This year’s Pacific Coast Adult Sectionals were held at the Fiesta Rancho, a budget casino/hotel with the unlikely theme combination of Mexican with an ice rink. Checking in at the front desk Tuesday night with smoke drifting in from the casino, I worried that my room might be smokey and aggravate my lungs, but it was on the top floor and was fine. I stayed out of the casino itself except for one quick foray for food (Panda Express, not that good, didn’t even have tofu at that location).
Las Vegas is a cheap place to stay, especially off the strip. I think they price the rooms low at the casino/hotels and hope you will gamble. The 99 cent margaritas at the Fiesta Rancho seemed geared toward that outcome. At any rate the hotel was just $24.99 a night midweek plus a small cleaning fee and the group rate for the competition was even a little less. Good thing, since all the other expenses of competing really add up.
Wednesday morning I skated at Sobe, the casino’s rink, along with other adults there for the competition and the rink’s usual crowd. Members of the Las Vegas Figure Skating Club were there to help, and one older man in particular helped me figure out how to get my music played. I had a couple of decent run-throughs though I was feeling a bit dizzy and off balance like I might be getting a sinus infection. I decided to find an urgent care. I was amused to find that even the urgent care was decorated in bright, oversized Las Vegas style.
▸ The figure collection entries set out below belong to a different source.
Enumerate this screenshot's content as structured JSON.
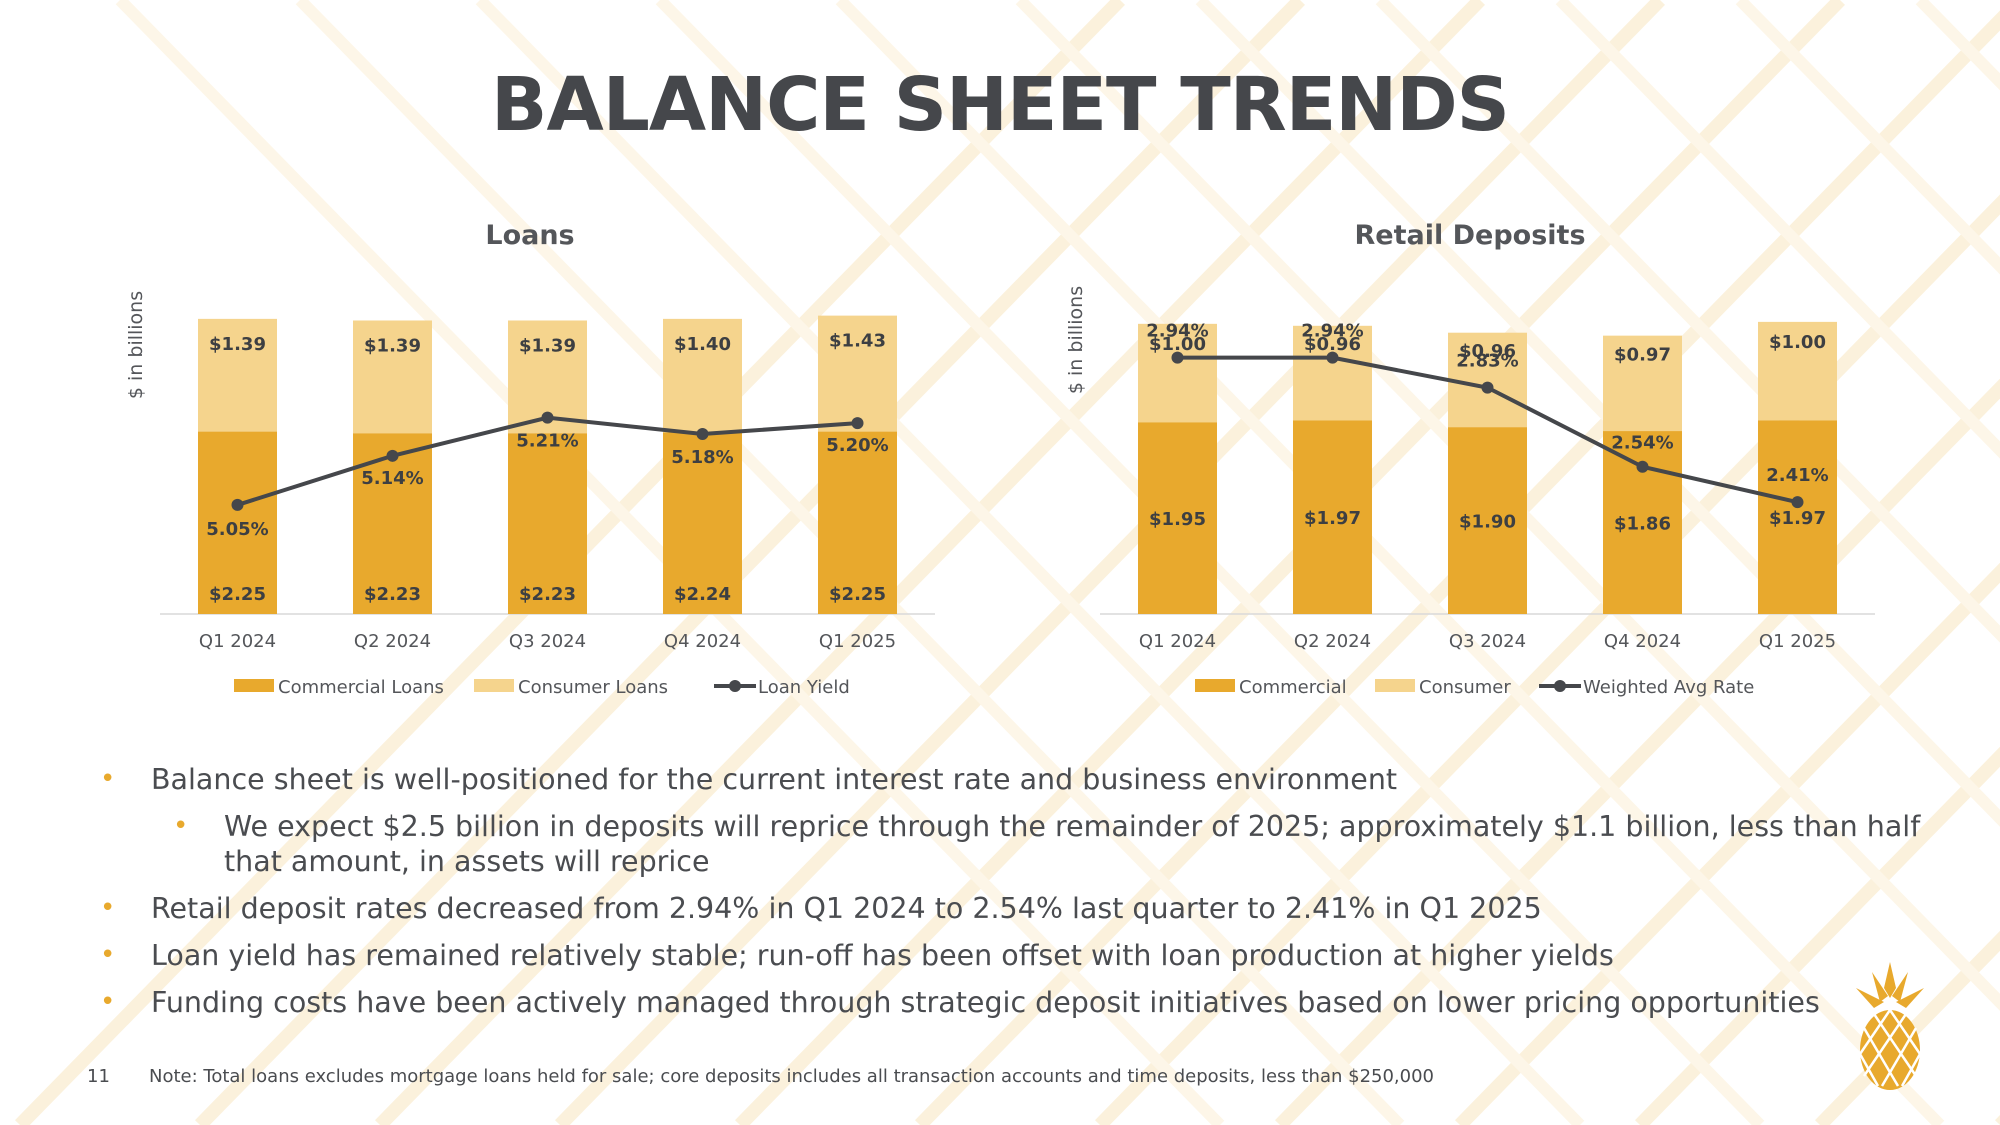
{
  "slide": {
    "title": "BALANCE SHEET TRENDS",
    "page_number": "11",
    "footnote": "Note: Total loans excludes mortgage loans held for sale; core deposits includes all transaction accounts and time deposits, less than $250,000"
  },
  "colors": {
    "commercial": "#e8a92d",
    "consumer": "#f5d48d",
    "line": "#45474b",
    "title": "#45474b",
    "text": "#54565a",
    "bullet": "#e8a92d"
  },
  "bullets": [
    {
      "text": "Balance sheet is well-positioned for the current interest rate and business environment",
      "level": 1
    },
    {
      "text": "We expect $2.5 billion in deposits will reprice through the remainder of 2025; approximately $1.1 billion, less than half that amount, in assets will reprice",
      "level": 2
    },
    {
      "text": "Retail deposit rates decreased from 2.94% in Q1 2024 to 2.54% last quarter to 2.41% in Q1 2025",
      "level": 1
    },
    {
      "text": "Loan yield has remained relatively stable; run-off has been offset with loan production at higher yields",
      "level": 1
    },
    {
      "text": "Funding costs have been actively managed through strategic deposit initiatives based on lower pricing opportunities",
      "level": 1
    }
  ],
  "chart_data": [
    {
      "type": "bar",
      "stacked": true,
      "title": "Loans",
      "ylabel": "$ in billions",
      "categories": [
        "Q1 2024",
        "Q2 2024",
        "Q3 2024",
        "Q4 2024",
        "Q1 2025"
      ],
      "series": [
        {
          "name": "Commercial Loans",
          "values": [
            2.25,
            2.23,
            2.23,
            2.24,
            2.25
          ],
          "labels": [
            "$2.25",
            "$2.23",
            "$2.23",
            "$2.24",
            "$2.25"
          ]
        },
        {
          "name": "Consumer Loans",
          "values": [
            1.39,
            1.39,
            1.39,
            1.4,
            1.43
          ],
          "labels": [
            "$1.39",
            "$1.39",
            "$1.39",
            "$1.40",
            "$1.43"
          ]
        }
      ],
      "line": {
        "name": "Loan Yield",
        "values": [
          5.05,
          5.14,
          5.21,
          5.18,
          5.2
        ],
        "labels": [
          "5.05%",
          "5.14%",
          "5.21%",
          "5.18%",
          "5.20%"
        ],
        "range": [
          4.85,
          5.4
        ]
      },
      "ylim": [
        0,
        3.7
      ],
      "legend": "bottom"
    },
    {
      "type": "bar",
      "stacked": true,
      "title": "Retail Deposits",
      "ylabel": "$ in billions",
      "categories": [
        "Q1 2024",
        "Q2 2024",
        "Q3 2024",
        "Q4 2024",
        "Q1 2025"
      ],
      "series": [
        {
          "name": "Commercial",
          "values": [
            1.95,
            1.97,
            1.9,
            1.86,
            1.97
          ],
          "labels": [
            "$1.95",
            "$1.97",
            "$1.90",
            "$1.86",
            "$1.97"
          ]
        },
        {
          "name": "Consumer",
          "values": [
            1.0,
            0.96,
            0.96,
            0.97,
            1.0
          ],
          "labels": [
            "$1.00",
            "$0.96",
            "$0.96",
            "$0.97",
            "$1.00"
          ]
        }
      ],
      "line": {
        "name": "Weighted Avg Rate",
        "values": [
          2.94,
          2.94,
          2.83,
          2.54,
          2.41
        ],
        "labels": [
          "2.94%",
          "2.94%",
          "2.83%",
          "2.54%",
          "2.41%"
        ],
        "range": [
          2.0,
          3.1
        ]
      },
      "ylim": [
        0,
        3.05
      ],
      "legend": "bottom"
    }
  ]
}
That was the moment when I stopped griping to myself about Vegas’ huge signage and garish architecture and starting enjoying Vegas being Vegas. The doc gave me some antibiotics and I moved on to finding a flower shop to buy a rose for my program. Then I rushed (late) to another ice rink to meet coach Gary for a lesson. We had a good lesson. My lutz had been so flakey for the last bit at home that I really wanted to take it out (coach Ty convinced me not to). At this lesson it was fine.
Thursday morning, though, at my morning practice, the lutz was just not there, though Gary spent quite a bit of time trying to help me with it. He suggested that if it were still not there on Friday’s warmup I substitute a flip. He also helped me fine-tune my rose program. Since it’s a dramatic program and technical difficulty doesn’t matter, he took out a couple of double threes that were not smooth. That turned out to be a good idea, giving me more speed and flow.
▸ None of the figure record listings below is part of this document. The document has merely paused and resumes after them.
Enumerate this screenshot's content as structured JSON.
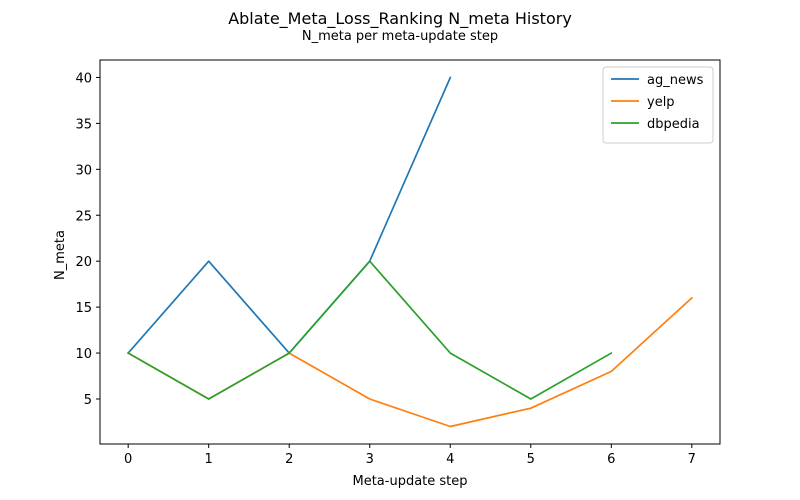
{
  "chart_data": {
    "type": "line",
    "title": "Ablate_Meta_Loss_Ranking N_meta History",
    "subtitle": "N_meta per meta-update step",
    "xlabel": "Meta-update step",
    "ylabel": "N_meta",
    "xlim": [
      -0.35,
      7.35
    ],
    "ylim": [
      0.1,
      41.9
    ],
    "xticks": [
      0,
      1,
      2,
      3,
      4,
      5,
      6,
      7
    ],
    "yticks": [
      5,
      10,
      15,
      20,
      25,
      30,
      35,
      40
    ],
    "grid": false,
    "legend_position": "top-right",
    "series": [
      {
        "name": "ag_news",
        "color": "#1f77b4",
        "x": [
          0,
          1,
          2,
          3,
          4
        ],
        "values": [
          10,
          20,
          10,
          20,
          40
        ]
      },
      {
        "name": "yelp",
        "color": "#ff7f0e",
        "x": [
          0,
          1,
          2,
          3,
          4,
          5,
          6,
          7
        ],
        "values": [
          10,
          5,
          10,
          5,
          2,
          4,
          8,
          16
        ]
      },
      {
        "name": "dbpedia",
        "color": "#2ca02c",
        "x": [
          0,
          1,
          2,
          3,
          4,
          5,
          6
        ],
        "values": [
          10,
          5,
          10,
          20,
          10,
          5,
          10
        ]
      }
    ]
  }
}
Thursday afternoon was the bronze dramatic competition. I didn’t feel particularly nervous (see my last post: I burned out most of my nerves on other things). Just before I skated I found a quiet place to sit for a few minutes with my rose and think about my dad. The program is in memory of him. I hadn’t told Gary that, but I told him near my skating time.
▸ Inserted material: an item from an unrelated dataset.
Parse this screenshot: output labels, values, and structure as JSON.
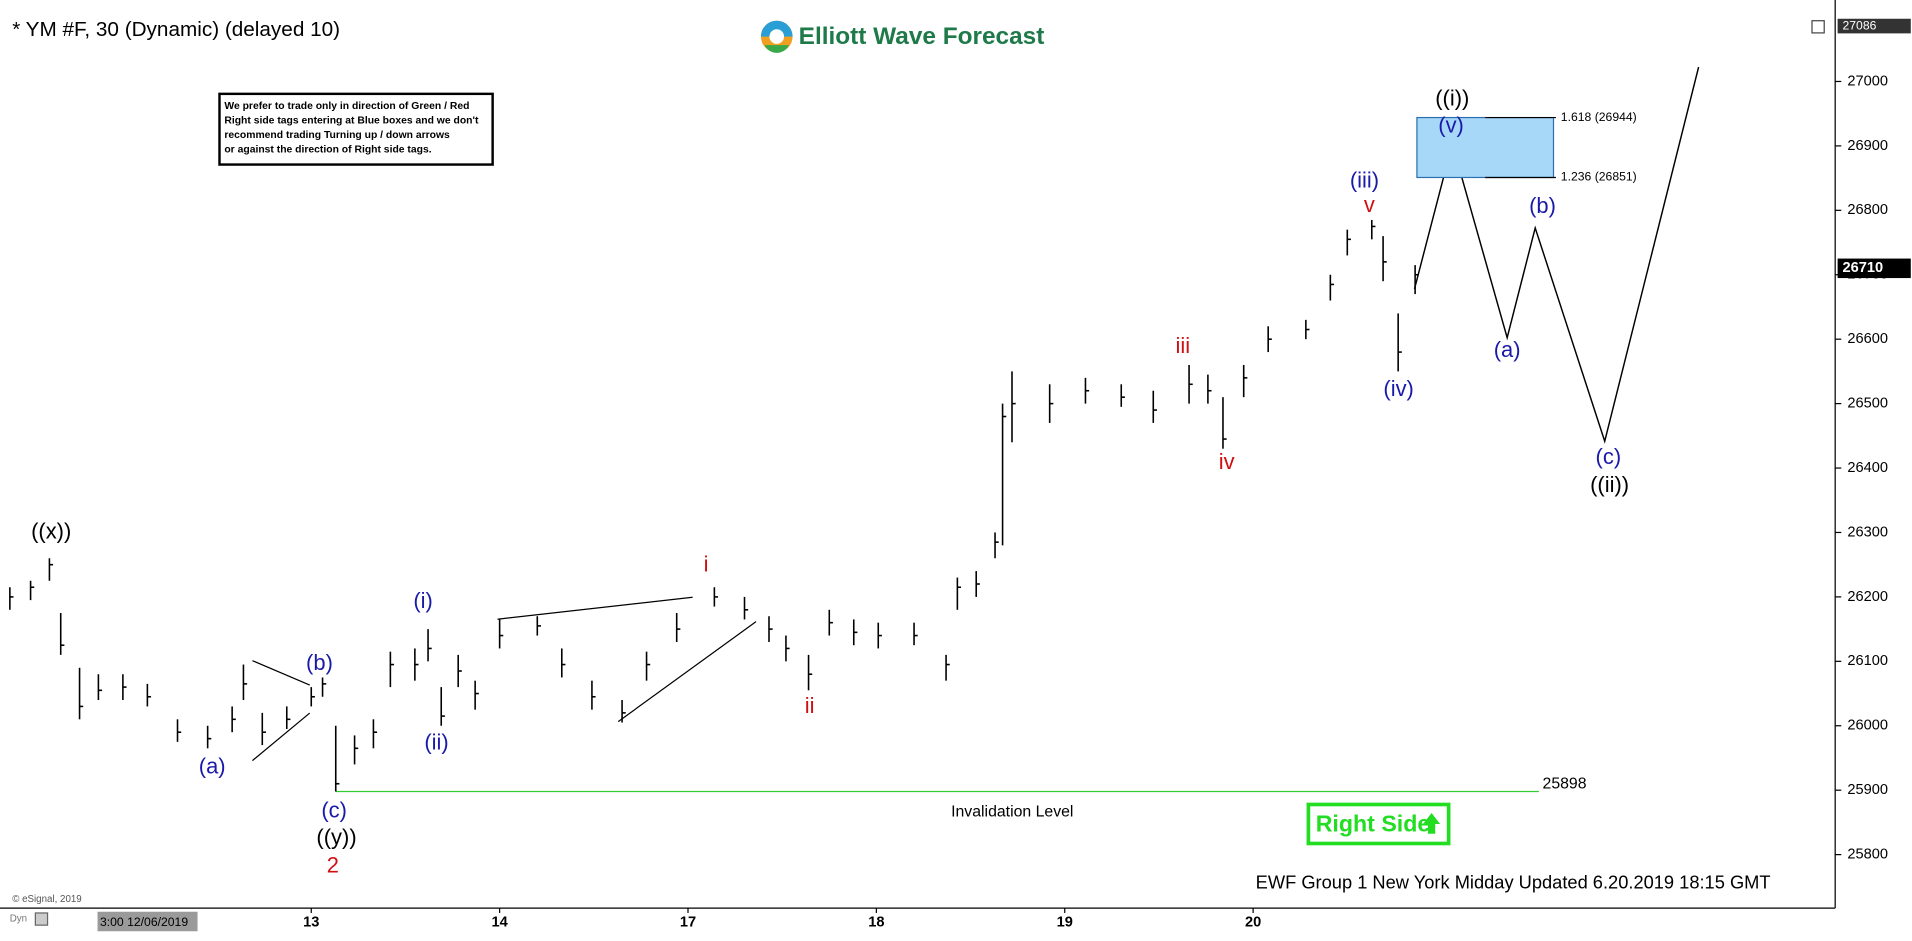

I skated hard on the warmup, running through my program, and for my skate I got on the ice as soon as possible after the skater before me. I skated around in small circles with my rose until my name was called. Both things helped me get ready, and when it was time I was able to skate with a good amount of speed (for me) throughout my program.
It’s not often that my program goes just as I would like in competition, but this time it did. Coach Gary was enthusiastic when I got off the ice. He thought the spiral was strong and told me I had flown into my loop. Two other skaters told me I had been very on time with my music.
After a while Gary came to get me to look at my scores. I was first! I can’t remember the last time that’s happened, and certainly not at Sectionals where my highest finish had been fourth. I went off to get my picture taken. One of Gary’s other students, a first-time competitor with great performance quality, was there with me, as was a reader of this blog (hi)!